Wednesday, October 01, 2003

The Closet Neocon: I'm not sure I understand your position then. You say (rightly, I think) that the compelling justification for invading Iraq was ther moral case. But your question on the balance of ends and means regarding someone like Mugabe sounds much more relativist, saying that he's a criminal to "our way of thinking." I don't believe for a moment that you are excusing Mugabe's actions, but I'm wondering where that puts the bar we must clear to justify intervention

I think I'd place that bar based on likely success. There are plenty of dictators doing awful enough things in countries where we simply could not do what we did in Iraq. Mugabe, for example, is pretty popular with a big portion of his citizens, in no small part because he's sticking it to the colonial leftovers; a bunch more white guys with guns marching into the country is not a solution.

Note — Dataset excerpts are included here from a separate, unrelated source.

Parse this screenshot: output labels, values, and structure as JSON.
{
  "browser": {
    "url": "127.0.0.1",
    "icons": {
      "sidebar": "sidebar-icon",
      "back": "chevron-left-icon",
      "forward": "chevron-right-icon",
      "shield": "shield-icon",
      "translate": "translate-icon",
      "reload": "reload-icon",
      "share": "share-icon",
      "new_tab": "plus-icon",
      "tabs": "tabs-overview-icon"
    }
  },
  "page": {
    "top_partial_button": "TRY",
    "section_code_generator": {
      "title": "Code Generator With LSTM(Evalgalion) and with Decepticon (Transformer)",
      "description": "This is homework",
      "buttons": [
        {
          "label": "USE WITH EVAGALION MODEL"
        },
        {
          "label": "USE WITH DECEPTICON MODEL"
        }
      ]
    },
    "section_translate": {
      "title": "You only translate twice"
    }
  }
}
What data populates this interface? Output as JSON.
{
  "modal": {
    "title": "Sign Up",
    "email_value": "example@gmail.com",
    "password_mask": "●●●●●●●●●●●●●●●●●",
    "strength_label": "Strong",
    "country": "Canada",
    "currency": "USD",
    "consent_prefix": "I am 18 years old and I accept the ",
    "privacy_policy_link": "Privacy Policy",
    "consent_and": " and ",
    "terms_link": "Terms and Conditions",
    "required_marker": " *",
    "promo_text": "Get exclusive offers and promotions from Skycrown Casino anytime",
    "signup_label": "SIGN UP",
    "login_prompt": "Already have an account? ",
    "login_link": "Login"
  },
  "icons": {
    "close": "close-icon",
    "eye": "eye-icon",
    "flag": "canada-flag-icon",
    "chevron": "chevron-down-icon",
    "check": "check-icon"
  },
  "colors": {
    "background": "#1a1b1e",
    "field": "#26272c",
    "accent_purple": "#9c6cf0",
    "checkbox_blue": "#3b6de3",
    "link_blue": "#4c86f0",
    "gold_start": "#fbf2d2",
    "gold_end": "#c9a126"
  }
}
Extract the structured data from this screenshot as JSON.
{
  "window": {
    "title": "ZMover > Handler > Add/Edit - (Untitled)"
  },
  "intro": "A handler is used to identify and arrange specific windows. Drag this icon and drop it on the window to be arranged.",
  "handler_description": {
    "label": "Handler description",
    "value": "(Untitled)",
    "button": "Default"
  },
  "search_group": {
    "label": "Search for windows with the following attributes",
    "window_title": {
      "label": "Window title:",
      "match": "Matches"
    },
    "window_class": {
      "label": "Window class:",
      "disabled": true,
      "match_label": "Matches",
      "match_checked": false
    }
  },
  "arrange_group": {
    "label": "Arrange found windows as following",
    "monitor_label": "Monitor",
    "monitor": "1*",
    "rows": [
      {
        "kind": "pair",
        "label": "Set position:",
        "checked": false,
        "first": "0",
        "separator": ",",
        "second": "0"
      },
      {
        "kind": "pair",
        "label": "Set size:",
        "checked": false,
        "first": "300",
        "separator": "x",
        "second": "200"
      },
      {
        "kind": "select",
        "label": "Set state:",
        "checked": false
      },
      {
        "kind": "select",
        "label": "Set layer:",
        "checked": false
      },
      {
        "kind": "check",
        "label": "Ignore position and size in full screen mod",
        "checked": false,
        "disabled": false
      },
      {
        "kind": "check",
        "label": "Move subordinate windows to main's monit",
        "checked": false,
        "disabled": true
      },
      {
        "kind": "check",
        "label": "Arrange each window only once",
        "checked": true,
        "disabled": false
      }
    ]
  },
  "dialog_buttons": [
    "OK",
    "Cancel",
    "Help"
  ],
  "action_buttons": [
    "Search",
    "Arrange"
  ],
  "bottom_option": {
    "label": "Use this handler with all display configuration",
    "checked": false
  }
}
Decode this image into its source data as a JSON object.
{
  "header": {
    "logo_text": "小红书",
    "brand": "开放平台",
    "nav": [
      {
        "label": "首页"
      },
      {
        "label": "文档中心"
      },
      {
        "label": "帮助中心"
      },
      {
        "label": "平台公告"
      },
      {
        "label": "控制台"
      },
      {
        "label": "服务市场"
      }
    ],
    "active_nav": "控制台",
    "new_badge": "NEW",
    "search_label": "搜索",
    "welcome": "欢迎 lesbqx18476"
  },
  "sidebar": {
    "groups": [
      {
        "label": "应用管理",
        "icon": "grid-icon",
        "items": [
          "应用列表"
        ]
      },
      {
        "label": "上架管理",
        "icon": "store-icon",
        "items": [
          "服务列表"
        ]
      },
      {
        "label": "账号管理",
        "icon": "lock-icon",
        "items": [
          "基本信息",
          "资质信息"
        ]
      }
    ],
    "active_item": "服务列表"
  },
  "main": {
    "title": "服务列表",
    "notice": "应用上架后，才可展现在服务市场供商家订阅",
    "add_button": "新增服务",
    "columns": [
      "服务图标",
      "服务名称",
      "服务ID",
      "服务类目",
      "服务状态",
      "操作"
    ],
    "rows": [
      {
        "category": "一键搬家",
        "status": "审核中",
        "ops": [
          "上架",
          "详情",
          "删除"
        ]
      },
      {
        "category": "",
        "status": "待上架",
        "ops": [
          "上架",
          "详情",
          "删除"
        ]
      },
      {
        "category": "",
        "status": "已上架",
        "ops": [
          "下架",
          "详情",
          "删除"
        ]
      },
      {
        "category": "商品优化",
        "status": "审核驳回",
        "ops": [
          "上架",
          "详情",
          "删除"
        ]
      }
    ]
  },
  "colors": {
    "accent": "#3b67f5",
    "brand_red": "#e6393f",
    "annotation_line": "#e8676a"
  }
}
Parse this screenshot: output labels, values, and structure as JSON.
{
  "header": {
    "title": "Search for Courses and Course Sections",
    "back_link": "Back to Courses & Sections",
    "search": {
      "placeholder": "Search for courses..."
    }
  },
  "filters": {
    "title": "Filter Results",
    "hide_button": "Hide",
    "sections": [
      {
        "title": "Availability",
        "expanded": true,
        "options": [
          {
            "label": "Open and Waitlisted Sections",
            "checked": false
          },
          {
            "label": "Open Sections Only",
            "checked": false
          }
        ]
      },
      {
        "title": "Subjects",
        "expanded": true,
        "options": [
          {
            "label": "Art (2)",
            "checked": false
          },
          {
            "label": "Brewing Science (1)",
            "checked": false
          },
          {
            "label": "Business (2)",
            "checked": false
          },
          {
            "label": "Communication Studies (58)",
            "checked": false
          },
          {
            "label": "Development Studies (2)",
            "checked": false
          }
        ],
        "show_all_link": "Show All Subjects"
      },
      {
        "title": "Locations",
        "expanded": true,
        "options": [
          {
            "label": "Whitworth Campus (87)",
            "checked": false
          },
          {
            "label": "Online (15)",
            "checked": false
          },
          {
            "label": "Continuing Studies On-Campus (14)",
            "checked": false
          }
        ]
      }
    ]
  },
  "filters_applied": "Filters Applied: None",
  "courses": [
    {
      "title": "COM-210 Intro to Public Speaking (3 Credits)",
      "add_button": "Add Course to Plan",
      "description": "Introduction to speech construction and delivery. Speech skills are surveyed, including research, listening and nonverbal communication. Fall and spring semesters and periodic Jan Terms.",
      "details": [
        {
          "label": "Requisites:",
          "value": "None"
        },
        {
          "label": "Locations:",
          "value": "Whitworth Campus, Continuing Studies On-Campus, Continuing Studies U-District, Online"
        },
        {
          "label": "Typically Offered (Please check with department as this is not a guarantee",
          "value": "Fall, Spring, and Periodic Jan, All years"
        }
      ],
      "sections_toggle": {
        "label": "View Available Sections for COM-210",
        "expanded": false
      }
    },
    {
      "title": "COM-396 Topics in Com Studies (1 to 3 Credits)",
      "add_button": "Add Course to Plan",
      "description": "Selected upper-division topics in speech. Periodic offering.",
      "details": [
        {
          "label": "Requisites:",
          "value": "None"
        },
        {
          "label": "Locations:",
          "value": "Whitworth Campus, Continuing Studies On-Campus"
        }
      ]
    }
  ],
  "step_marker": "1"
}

Thus, the moral case against a dictator is not the same as the moral responsibility to take a certain course of action. Perhaps this is nowhere clearer than North Korea (I told you I'd address this sooner or later!), where nuclear weapons are the great complication. Incinerated Koreans will have a hard time exercising the natural rights we want to bring them, so an outright invasion is hard to justify. Nevertheless, I don't find anything wrongheaded or "cowboyish" in a policy of outright confrontation toward Dear Leader, a stated goal of regime change, and the willingness, however horrible it may be to contemplate, to let him starve his own people in order to pursue weapons. It sure beats another empty treaty by which we feed and heat his country, in effect subsidizing his military ambitions.